64-bit gives more performance via:
* Larger registers for things like memcpy and bzero, string compares,
  etc.
* More registers (double), so you spend less time shuffling things
  between cache and registers.

As a bonus you get more security as well, 32 bit machines have a single
boundary for code pages above and memory pages below.  x86-64 machines
can decide that per page.  So basically you get better (not perfect)
protection from a buffer overflow being able to write code.

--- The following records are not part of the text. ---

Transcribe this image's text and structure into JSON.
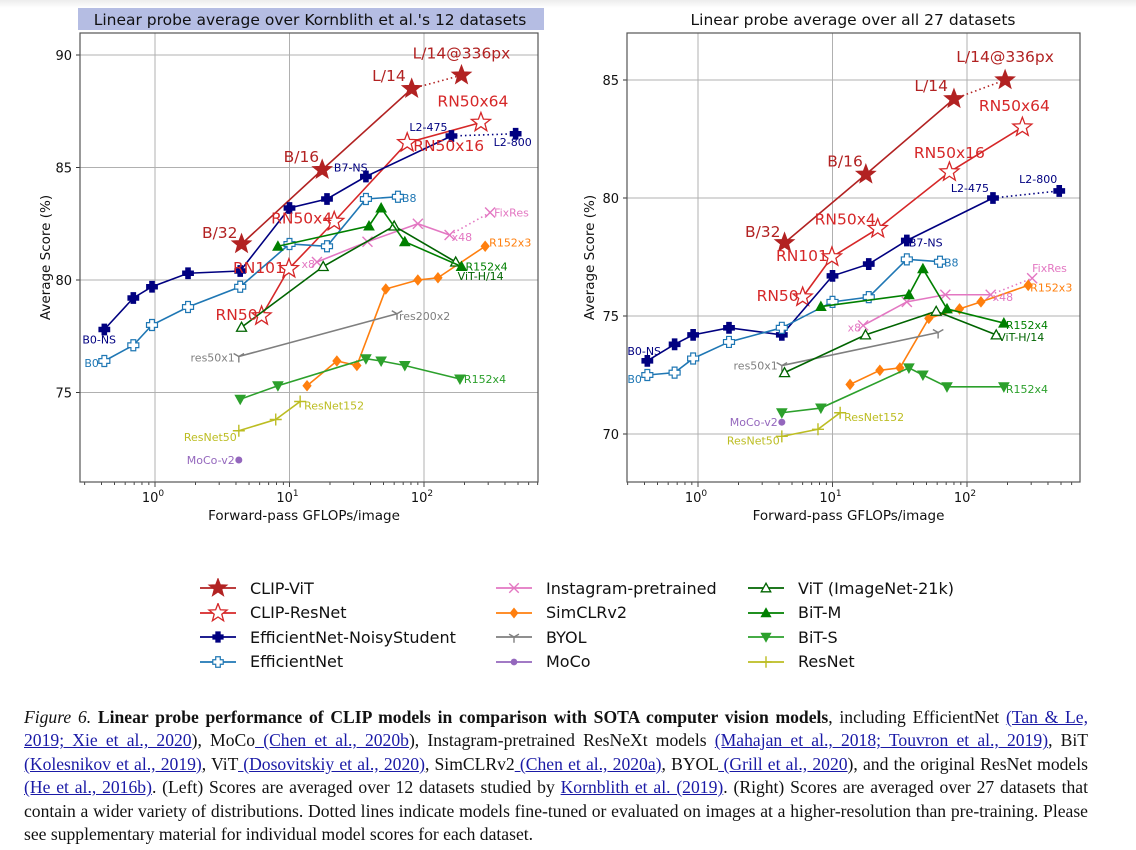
{
  "chart_data": [
    {
      "type": "line",
      "title": "Linear probe average over Kornblith et al.'s 12 datasets",
      "title_highlighted": true,
      "xlabel": "Forward-pass GFLOPs/image",
      "ylabel": "Average Score (%)",
      "xscale": "log",
      "xlim": [
        0.3,
        700
      ],
      "ylim": [
        71,
        91
      ],
      "xticks": [
        {
          "v": 1,
          "label": "10",
          "exp": "0"
        },
        {
          "v": 10,
          "label": "10",
          "exp": "1"
        },
        {
          "v": 100,
          "label": "10",
          "exp": "2"
        }
      ],
      "yticks": [
        75,
        80,
        85,
        90
      ],
      "grid": true,
      "series": [
        {
          "name": "CLIP-ViT",
          "points": [
            [
              4.4,
              81.6,
              "B/32"
            ],
            [
              17.5,
              84.9,
              "B/16"
            ],
            [
              81,
              88.5,
              "L/14"
            ]
          ],
          "dotted": [
            [
              81,
              88.5
            ],
            [
              190,
              89.1,
              "L/14@336px"
            ]
          ]
        },
        {
          "name": "CLIP-ResNet",
          "points": [
            [
              6.2,
              78.4,
              "RN50"
            ],
            [
              9.9,
              80.5,
              "RN101"
            ],
            [
              21.5,
              82.6,
              "RN50x4"
            ],
            [
              75,
              86.1,
              "RN50x16"
            ],
            [
              265,
              87.0,
              "RN50x64"
            ]
          ]
        },
        {
          "name": "EfficientNet-NoisyStudent",
          "points": [
            [
              0.42,
              77.8,
              "B0-NS"
            ],
            [
              0.69,
              79.2
            ],
            [
              0.95,
              79.7
            ],
            [
              1.76,
              80.3
            ],
            [
              4.3,
              80.4
            ],
            [
              10,
              83.2
            ],
            [
              19,
              83.6
            ],
            [
              37,
              84.6,
              "B7-NS"
            ],
            [
              160,
              86.4,
              "L2-475"
            ]
          ],
          "dotted": [
            [
              160,
              86.4
            ],
            [
              480,
              86.5,
              "L2-800"
            ]
          ]
        },
        {
          "name": "EfficientNet",
          "points": [
            [
              0.42,
              76.4,
              "B0"
            ],
            [
              0.69,
              77.1
            ],
            [
              0.95,
              78.0
            ],
            [
              1.76,
              78.8
            ],
            [
              4.3,
              79.7
            ],
            [
              10,
              81.6
            ],
            [
              19,
              81.5
            ],
            [
              37,
              83.6
            ],
            [
              64,
              83.7,
              "B8"
            ]
          ]
        },
        {
          "name": "Instagram-pretrained",
          "points": [
            [
              16,
              80.8,
              "x8"
            ],
            [
              38,
              81.7
            ],
            [
              90,
              82.5
            ],
            [
              155,
              82.0,
              "x48"
            ]
          ],
          "dotted": [
            [
              155,
              82.0
            ],
            [
              310,
              83.0,
              "FixRes"
            ]
          ]
        },
        {
          "name": "SimCLRv2",
          "points": [
            [
              13.5,
              75.3
            ],
            [
              22.5,
              76.4
            ],
            [
              31.7,
              76.2
            ],
            [
              52,
              79.6
            ],
            [
              90,
              80.0
            ],
            [
              127,
              80.1
            ],
            [
              285,
              81.5,
              "R152x3"
            ]
          ]
        },
        {
          "name": "BYOL",
          "points": [
            [
              4.2,
              76.6,
              "res50x1"
            ],
            [
              63,
              78.5,
              "res200x2"
            ]
          ]
        },
        {
          "name": "MoCo",
          "points": [
            [
              4.2,
              72.0,
              "MoCo-v2"
            ]
          ]
        },
        {
          "name": "ViT (ImageNet-21k)",
          "points": [
            [
              4.4,
              77.9
            ],
            [
              17.8,
              80.6
            ],
            [
              60,
              82.4
            ],
            [
              172,
              80.8,
              "ViT-H/14"
            ]
          ]
        },
        {
          "name": "BiT-M",
          "points": [
            [
              8.2,
              81.5
            ],
            [
              39,
              82.4
            ],
            [
              48,
              83.2
            ],
            [
              72,
              81.7
            ],
            [
              190,
              80.6,
              "R152x4"
            ]
          ]
        },
        {
          "name": "BiT-S",
          "points": [
            [
              4.3,
              74.7
            ],
            [
              8.2,
              75.3
            ],
            [
              37,
              76.5
            ],
            [
              48,
              76.4
            ],
            [
              72,
              76.2
            ],
            [
              185,
              75.6,
              "R152x4"
            ]
          ]
        },
        {
          "name": "ResNet",
          "points": [
            [
              4.2,
              73.3,
              "ResNet50"
            ],
            [
              7.9,
              73.8
            ],
            [
              12,
              74.6,
              "ResNet152"
            ]
          ]
        }
      ]
    },
    {
      "type": "line",
      "title": "Linear probe average over all 27 datasets",
      "title_highlighted": false,
      "xlabel": "Forward-pass GFLOPs/image",
      "ylabel": "Average Score (%)",
      "xscale": "log",
      "xlim": [
        0.3,
        700
      ],
      "ylim": [
        68,
        87
      ],
      "xticks": [
        {
          "v": 1,
          "label": "10",
          "exp": "0"
        },
        {
          "v": 10,
          "label": "10",
          "exp": "1"
        },
        {
          "v": 100,
          "label": "10",
          "exp": "2"
        }
      ],
      "yticks": [
        70,
        75,
        80,
        85
      ],
      "grid": true,
      "series": [
        {
          "name": "CLIP-ViT",
          "points": [
            [
              4.4,
              78.1,
              "B/32"
            ],
            [
              17.7,
              81.0,
              "B/16"
            ],
            [
              80,
              84.2,
              "L/14"
            ]
          ],
          "dotted": [
            [
              80,
              84.2
            ],
            [
              192,
              85.0,
              "L/14@336px"
            ]
          ]
        },
        {
          "name": "CLIP-ResNet",
          "points": [
            [
              6.0,
              75.8,
              "RN50"
            ],
            [
              9.9,
              77.5,
              "RN101"
            ],
            [
              21.7,
              78.7,
              "RN50x4"
            ],
            [
              74,
              81.1,
              "RN50x16"
            ],
            [
              258,
              83.0,
              "RN50x64"
            ]
          ]
        },
        {
          "name": "EfficientNet-NoisyStudent",
          "points": [
            [
              0.42,
              73.1,
              "B0-NS"
            ],
            [
              0.67,
              73.8
            ],
            [
              0.92,
              74.2
            ],
            [
              1.7,
              74.5
            ],
            [
              4.2,
              74.2
            ],
            [
              10,
              76.7
            ],
            [
              18.6,
              77.2
            ],
            [
              35.7,
              78.2,
              "B7-NS"
            ],
            [
              156,
              80.0,
              "L2-475"
            ]
          ],
          "dotted": [
            [
              156,
              80.0
            ],
            [
              485,
              80.3,
              "L2-800"
            ]
          ]
        },
        {
          "name": "EfficientNet",
          "points": [
            [
              0.42,
              72.5,
              "B0"
            ],
            [
              0.67,
              72.6
            ],
            [
              0.92,
              73.2
            ],
            [
              1.7,
              73.9
            ],
            [
              4.2,
              74.5
            ],
            [
              10,
              75.6
            ],
            [
              18.6,
              75.8
            ],
            [
              35.7,
              77.4
            ],
            [
              63,
              77.3,
              "B8"
            ]
          ]
        },
        {
          "name": "Instagram-pretrained",
          "points": [
            [
              16.9,
              74.6,
              "x8"
            ],
            [
              35.7,
              75.6
            ],
            [
              69,
              75.9
            ],
            [
              150,
              75.9,
              "x48"
            ]
          ],
          "dotted": [
            [
              150,
              75.9
            ],
            [
              305,
              76.6,
              "FixRes"
            ]
          ]
        },
        {
          "name": "SimCLRv2",
          "points": [
            [
              13.5,
              72.1
            ],
            [
              22.5,
              72.7
            ],
            [
              31.7,
              72.8
            ],
            [
              52,
              74.9
            ],
            [
              88,
              75.3
            ],
            [
              127,
              75.6
            ],
            [
              285,
              76.3,
              "R152x3"
            ]
          ]
        },
        {
          "name": "BYOL",
          "points": [
            [
              4.2,
              72.9,
              "res50x1"
            ],
            [
              61,
              74.3
            ]
          ]
        },
        {
          "name": "MoCo",
          "points": [
            [
              4.2,
              70.5,
              "MoCo-v2"
            ]
          ]
        },
        {
          "name": "ViT (ImageNet-21k)",
          "points": [
            [
              4.4,
              72.6
            ],
            [
              17.6,
              74.2
            ],
            [
              59,
              75.2
            ],
            [
              165,
              74.2,
              "ViT-H/14"
            ]
          ]
        },
        {
          "name": "BiT-M",
          "points": [
            [
              8.2,
              75.4
            ],
            [
              37,
              75.9
            ],
            [
              47,
              77.0
            ],
            [
              71,
              75.3
            ],
            [
              188,
              74.7,
              "R152x4"
            ]
          ]
        },
        {
          "name": "BiT-S",
          "points": [
            [
              4.2,
              70.9
            ],
            [
              8.2,
              71.1
            ],
            [
              37,
              72.8
            ],
            [
              47,
              72.5
            ],
            [
              71,
              72.0
            ],
            [
              188,
              72.0,
              "R152x4"
            ]
          ]
        },
        {
          "name": "ResNet",
          "points": [
            [
              4.2,
              69.9,
              "ResNet50"
            ],
            [
              7.8,
              70.2
            ],
            [
              11.4,
              70.9,
              "ResNet152"
            ]
          ]
        }
      ]
    }
  ],
  "styles": {
    "CLIP-ViT": {
      "color": "#b22222",
      "marker": "star-filled",
      "label_size": "large"
    },
    "CLIP-ResNet": {
      "color": "#d62728",
      "marker": "star-open",
      "label_size": "large"
    },
    "EfficientNet-NoisyStudent": {
      "color": "#000080",
      "marker": "plus-filled",
      "label_size": "small"
    },
    "EfficientNet": {
      "color": "#1f77b4",
      "marker": "plus-open",
      "label_size": "small"
    },
    "Instagram-pretrained": {
      "color": "#e377c2",
      "marker": "x",
      "label_size": "small"
    },
    "SimCLRv2": {
      "color": "#ff7f0e",
      "marker": "diamond",
      "label_size": "small"
    },
    "BYOL": {
      "color": "#7f7f7f",
      "marker": "tri-down",
      "label_size": "small"
    },
    "MoCo": {
      "color": "#9467bd",
      "marker": "dot",
      "label_size": "small"
    },
    "ViT (ImageNet-21k)": {
      "color": "#006400",
      "marker": "triangle-open",
      "label_size": "small"
    },
    "BiT-M": {
      "color": "#008000",
      "marker": "triangle-up",
      "label_size": "small"
    },
    "BiT-S": {
      "color": "#2ca02c",
      "marker": "triangle-down",
      "label_size": "small"
    },
    "ResNet": {
      "color": "#bcbd22",
      "marker": "plus-thin",
      "label_size": "small"
    }
  },
  "legend": {
    "placement": "bottom-center",
    "columns": [
      [
        "CLIP-ViT",
        "CLIP-ResNet",
        "EfficientNet-NoisyStudent",
        "EfficientNet"
      ],
      [
        "Instagram-pretrained",
        "SimCLRv2",
        "BYOL",
        "MoCo"
      ],
      [
        "ViT (ImageNet-21k)",
        "BiT-M",
        "BiT-S",
        "ResNet"
      ]
    ]
  },
  "caption": {
    "figure_label": "Figure 6.",
    "bold_title": "Linear probe performance of CLIP models in comparison with SOTA computer vision models",
    "segments": [
      {
        "t": ", including EfficientNet "
      },
      {
        "t": "(Tan & Le, 2019; Xie et al., 2020",
        "link": true
      },
      {
        "t": "), MoCo"
      },
      {
        "t": " (Chen et al., 2020b",
        "link": true
      },
      {
        "t": "), Instagram-pretrained ResNeXt models "
      },
      {
        "t": "(Mahajan et al., 2018; Touvron et al., 2019)",
        "link": true
      },
      {
        "t": ", BiT "
      },
      {
        "t": "(Kolesnikov et al., 2019)",
        "link": true
      },
      {
        "t": ", ViT"
      },
      {
        "t": " (Dosovitskiy et al., 2020)",
        "link": true
      },
      {
        "t": ", SimCLRv2"
      },
      {
        "t": " (Chen et al., 2020a)",
        "link": true
      },
      {
        "t": ", BYOL"
      },
      {
        "t": " (Grill et al., 2020",
        "link": true
      },
      {
        "t": "), and the original ResNet models "
      },
      {
        "t": "(He et al., 2016b)",
        "link": true
      },
      {
        "t": ". (Left) Scores are averaged over 12 datasets studied by "
      },
      {
        "t": "Kornblith et al. (2019)",
        "link": true
      },
      {
        "t": ". (Right) Scores are averaged over 27 datasets that contain a wider variety of distributions. Dotted lines indicate models fine-tuned or evaluated on images at a higher-resolution than pre-training. Please see supplementary material for individual model scores for each dataset."
      }
    ]
  }
}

Also you get more flexible memory management to avoid problems caused by
Video cards, BIOS, and misc others take up pieces of the memoryspace.  This
often leads to fragmentation.  So even on a 2GB ram  machine you can't
necessarily allocate 1.5gb since there will allocations around 1GB for other
uses.  With 64 bits it's much easier to keep the memory from fragmenting.

This isn't a major issue at 2GB, but at 4GB often you end up with only
3 or 3.5 GB of ram usable on a 32 bit machine, but pretty close to 4GB
on a 64-bit machine.

Now for the downside.  Pointers being 64 bit take more memory, more
cache, and more memory bandwidth, although nothing prevents you from running
32 bit code on a 64-bit machine if this is an issue.